The Temporarily Named Dog watches the rats...
... and the rats watch back.
She's taken a few lunges at them but the resulting clatter of rats scares her off (so she goes running to the other room and the other rats). The rats toss her little seeds and things for her troubles. (I trust the occasional rat poop will not kill a dog so long as they are domesticated plague-free rats, but it's a very good reason to keep the doglette from licking my face in between vacuumings).
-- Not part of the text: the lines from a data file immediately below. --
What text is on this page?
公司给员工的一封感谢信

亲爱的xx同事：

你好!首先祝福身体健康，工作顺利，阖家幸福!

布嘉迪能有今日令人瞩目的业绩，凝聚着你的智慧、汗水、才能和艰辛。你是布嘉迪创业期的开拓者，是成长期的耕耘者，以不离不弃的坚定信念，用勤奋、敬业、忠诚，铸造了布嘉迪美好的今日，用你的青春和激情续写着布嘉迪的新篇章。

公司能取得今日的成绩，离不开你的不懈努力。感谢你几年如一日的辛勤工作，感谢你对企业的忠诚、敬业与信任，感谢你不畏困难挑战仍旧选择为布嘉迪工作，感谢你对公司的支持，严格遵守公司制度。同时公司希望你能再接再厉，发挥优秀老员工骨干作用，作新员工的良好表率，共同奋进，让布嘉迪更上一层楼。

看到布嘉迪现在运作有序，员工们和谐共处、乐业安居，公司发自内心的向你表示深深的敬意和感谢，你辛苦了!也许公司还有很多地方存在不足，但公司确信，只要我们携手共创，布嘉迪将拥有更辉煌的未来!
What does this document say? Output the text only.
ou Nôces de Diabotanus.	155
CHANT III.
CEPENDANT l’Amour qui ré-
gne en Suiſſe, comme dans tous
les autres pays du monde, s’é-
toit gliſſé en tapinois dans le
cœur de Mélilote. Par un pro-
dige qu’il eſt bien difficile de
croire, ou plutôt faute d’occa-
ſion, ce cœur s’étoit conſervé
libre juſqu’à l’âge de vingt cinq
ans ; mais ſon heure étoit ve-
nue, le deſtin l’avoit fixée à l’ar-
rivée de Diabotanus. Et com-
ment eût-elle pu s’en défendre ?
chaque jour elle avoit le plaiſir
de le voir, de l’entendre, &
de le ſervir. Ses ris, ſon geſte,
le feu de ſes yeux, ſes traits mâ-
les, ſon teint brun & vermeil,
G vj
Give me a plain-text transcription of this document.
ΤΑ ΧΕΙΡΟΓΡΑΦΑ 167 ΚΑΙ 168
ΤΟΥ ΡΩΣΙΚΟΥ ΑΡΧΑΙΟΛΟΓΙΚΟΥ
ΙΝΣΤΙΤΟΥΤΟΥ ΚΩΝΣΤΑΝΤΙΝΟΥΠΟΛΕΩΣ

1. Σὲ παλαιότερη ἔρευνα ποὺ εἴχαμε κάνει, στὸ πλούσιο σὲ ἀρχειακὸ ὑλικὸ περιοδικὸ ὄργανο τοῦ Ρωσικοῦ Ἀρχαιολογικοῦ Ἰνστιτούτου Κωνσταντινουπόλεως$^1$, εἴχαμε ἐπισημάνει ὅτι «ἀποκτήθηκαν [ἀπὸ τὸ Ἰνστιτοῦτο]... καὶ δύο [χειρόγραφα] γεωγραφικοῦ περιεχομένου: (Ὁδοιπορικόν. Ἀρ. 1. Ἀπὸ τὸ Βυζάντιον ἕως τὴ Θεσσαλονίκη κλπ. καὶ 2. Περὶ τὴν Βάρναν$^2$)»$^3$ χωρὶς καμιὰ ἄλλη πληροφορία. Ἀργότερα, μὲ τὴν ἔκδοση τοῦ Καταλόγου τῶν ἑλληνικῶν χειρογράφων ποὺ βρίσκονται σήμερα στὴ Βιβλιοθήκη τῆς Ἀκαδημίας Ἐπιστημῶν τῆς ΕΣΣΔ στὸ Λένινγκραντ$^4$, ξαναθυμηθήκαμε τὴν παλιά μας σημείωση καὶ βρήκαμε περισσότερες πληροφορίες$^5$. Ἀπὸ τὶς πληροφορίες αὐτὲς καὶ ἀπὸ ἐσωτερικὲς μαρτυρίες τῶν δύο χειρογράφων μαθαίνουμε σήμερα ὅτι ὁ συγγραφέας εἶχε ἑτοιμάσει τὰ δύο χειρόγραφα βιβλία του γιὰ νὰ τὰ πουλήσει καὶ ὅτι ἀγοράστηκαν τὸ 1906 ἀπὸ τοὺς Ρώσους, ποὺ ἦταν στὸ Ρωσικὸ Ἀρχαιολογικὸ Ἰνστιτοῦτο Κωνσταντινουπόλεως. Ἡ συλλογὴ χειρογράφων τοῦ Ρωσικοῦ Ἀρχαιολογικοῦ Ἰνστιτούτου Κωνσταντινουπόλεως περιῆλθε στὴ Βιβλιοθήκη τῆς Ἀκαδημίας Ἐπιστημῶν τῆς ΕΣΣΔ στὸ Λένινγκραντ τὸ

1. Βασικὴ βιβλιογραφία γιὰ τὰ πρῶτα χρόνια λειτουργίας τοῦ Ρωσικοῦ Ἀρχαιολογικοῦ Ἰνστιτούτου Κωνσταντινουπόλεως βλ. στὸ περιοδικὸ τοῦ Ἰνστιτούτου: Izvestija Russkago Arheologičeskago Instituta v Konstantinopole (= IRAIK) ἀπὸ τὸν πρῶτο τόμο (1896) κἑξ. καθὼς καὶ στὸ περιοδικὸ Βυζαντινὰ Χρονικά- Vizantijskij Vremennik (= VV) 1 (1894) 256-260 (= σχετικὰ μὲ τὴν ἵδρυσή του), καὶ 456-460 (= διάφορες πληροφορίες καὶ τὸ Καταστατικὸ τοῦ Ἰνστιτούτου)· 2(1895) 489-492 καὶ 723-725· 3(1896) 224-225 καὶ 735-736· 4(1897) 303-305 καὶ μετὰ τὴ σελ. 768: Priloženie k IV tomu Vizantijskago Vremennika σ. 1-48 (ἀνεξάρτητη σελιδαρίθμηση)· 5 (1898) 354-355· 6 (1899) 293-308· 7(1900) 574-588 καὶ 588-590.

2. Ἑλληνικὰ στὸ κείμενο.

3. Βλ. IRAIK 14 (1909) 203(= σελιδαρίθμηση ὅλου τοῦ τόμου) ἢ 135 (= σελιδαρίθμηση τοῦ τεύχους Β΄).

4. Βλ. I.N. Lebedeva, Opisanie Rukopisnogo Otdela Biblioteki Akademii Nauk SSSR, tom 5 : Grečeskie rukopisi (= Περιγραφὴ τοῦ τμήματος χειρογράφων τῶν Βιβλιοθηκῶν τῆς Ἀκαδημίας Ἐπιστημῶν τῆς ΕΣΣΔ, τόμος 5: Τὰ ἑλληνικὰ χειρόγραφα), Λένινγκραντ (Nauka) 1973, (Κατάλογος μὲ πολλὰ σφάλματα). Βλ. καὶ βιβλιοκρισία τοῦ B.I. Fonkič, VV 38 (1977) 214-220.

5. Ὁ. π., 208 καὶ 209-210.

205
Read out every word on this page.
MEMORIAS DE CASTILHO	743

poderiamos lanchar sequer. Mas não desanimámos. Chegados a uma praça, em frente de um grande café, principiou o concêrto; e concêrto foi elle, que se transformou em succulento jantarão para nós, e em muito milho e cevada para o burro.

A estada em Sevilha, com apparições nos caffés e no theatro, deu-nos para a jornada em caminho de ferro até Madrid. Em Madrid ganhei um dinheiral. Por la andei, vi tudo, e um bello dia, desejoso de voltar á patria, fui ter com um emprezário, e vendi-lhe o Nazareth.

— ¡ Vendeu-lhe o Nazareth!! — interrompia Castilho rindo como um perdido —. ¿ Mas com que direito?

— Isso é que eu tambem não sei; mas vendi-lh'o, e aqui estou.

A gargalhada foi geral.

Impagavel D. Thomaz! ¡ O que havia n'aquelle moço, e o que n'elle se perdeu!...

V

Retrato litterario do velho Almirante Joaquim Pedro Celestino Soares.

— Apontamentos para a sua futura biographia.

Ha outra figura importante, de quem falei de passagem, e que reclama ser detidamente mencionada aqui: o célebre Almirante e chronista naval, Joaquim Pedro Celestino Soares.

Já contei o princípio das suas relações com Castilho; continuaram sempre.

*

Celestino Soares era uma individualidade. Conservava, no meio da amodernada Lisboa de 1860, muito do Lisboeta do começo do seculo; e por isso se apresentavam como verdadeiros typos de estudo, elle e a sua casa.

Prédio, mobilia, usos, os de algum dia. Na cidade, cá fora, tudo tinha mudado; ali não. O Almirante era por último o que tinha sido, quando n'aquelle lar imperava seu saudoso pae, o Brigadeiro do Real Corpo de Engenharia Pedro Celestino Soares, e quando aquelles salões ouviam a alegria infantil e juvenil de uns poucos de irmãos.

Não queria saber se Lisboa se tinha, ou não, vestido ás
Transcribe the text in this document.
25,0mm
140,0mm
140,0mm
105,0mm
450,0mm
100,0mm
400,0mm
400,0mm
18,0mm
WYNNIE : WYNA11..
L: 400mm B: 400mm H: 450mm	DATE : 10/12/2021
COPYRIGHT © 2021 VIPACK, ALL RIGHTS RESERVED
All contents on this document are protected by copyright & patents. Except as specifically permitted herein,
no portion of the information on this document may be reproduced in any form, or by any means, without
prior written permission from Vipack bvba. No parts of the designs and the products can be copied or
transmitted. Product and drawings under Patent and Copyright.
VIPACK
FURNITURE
A new addition to The Name Game: my coworker Laura declared today "Her name is now Penelope Ann [Last Name]. You can call her Penny for short, because she's the color of a penny." (Clearly, every dog needs a proper name for society functions and suchlike.) Gira waffled back and forth because the name is so darned ordinary for a dog, but the doglette? Really looks like a Penny. Like, if she were in a romance novel (or, say, an old Greek saga) she would so be a Penelope, right? But that's too long a name to yell across a dog park, I think. (No talking, you with the cat named Lorelei Chandlerina, and you know who you are <3.)
Penny is the last name of two of the brothers I grew up with at the ashram. It doesn't bother Gira, but it leads to three important questions:
1) Will I be able to disassociate from that and not keep going "Hey, like so-and-so's last name!"?
2) Do I really want to be humming Penny Lane for the next fifteen years? Seriously, I just got it out last month from the time when I was 10 and did a dance routine to it.
3) Will I have to read the Odyssey again!?!??
Also, THE INTERNET TELLS ME that Penny is a good name for a YORKIE-POO. Does this mean I am not allowed to name a larger dog by this name without her being laughed at by other doggies? Also, there's a Shih-Tzu named Penny out there with her own BLOG, and it is BETTERER than mine. (Though I suspect it has less incidence of porn.)
Please indulge my excessive neediness in this matter. I loved and love my childhood doggie, but I never liked her name, so this is mucho important.